One disc; MGM; $14.98

Reviewed by Michael S. Gant

Mick Stingley, one of the pop-cult critics interviewed in a background documentary for Bright Lights, Big City, calls the movie a "cultural artifact for the '80s." That's true, if you remember that most artifacts come encrusted with the caked-on dust of the ages. This 20th-anniversary DVD release of the film, adapted from Jay McInerney's coming-of-age coming-apart tale, feels as dated as another archeological oddity from the '80s: Perfect, also directed by James Bridges. Michael J. Fox plays Jamie Conway, a fact-checker in over his head at an snooty magazine called Gotham (a very thinly disguised New Yorker). Jamie, who has moved from Sarah Palin's "real America" to the Big Apple, dreams of writing a novel but spends his time snorfling "Bolivian marching powder" in trend-pig downtown nightclubs. The action takes place across a very bad week (including cutesy intertitles for each day) as Jamie loses his job, pines pitifully for his faithless wife, Amanda (Phoebe Cates), and wallows in guilt about his cancer-stricken mother (Dianne Wiest). The film—as callow and superficially witty as any Catcher in the Rye rip—suffers from the disastrous casting of Fox in the lead role. The Family Ties star simply can't pull off degeneracy; no matter how much he twitches his nose in a coked-up frenzy, he still looks like a pet bunny rabbit. If ever there was a role suited for Robert Downey Jr., this was it, but he was busy making Less Than Zero, the West Coast version of the cautionary fable.

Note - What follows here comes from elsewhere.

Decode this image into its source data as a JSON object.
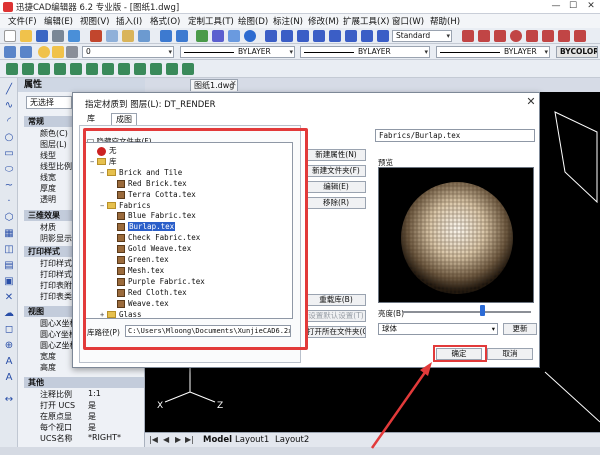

Cates, who has only a couple lines, is nobody's idea of a supermodel (in a scene that foretells a Seinfeld episode, Jamie goes ape when he see a mannequin based on Amanda's features). A special niche in the Ham Hall of Fame has been carved out for Wiest's death-bed scene in which she interrogates Jamie about his teenage sex acts. Even Kiefer Sutherland, as Jamie's more polished pal Tad Allagash, can't counterbalance the squeaky-clean Fox. All that said, for students of the excesses of the near past, the film is irreplaceable. The disc comes with commentary tracks by McInerney, who explains how much his own life resembles Jamie's; and cinematographer Gordon Willis, who was hired at the last minute and still seems a little cranky, 20 years on, about the short shooting schedule; plus a minidoc about the film's cultural impact.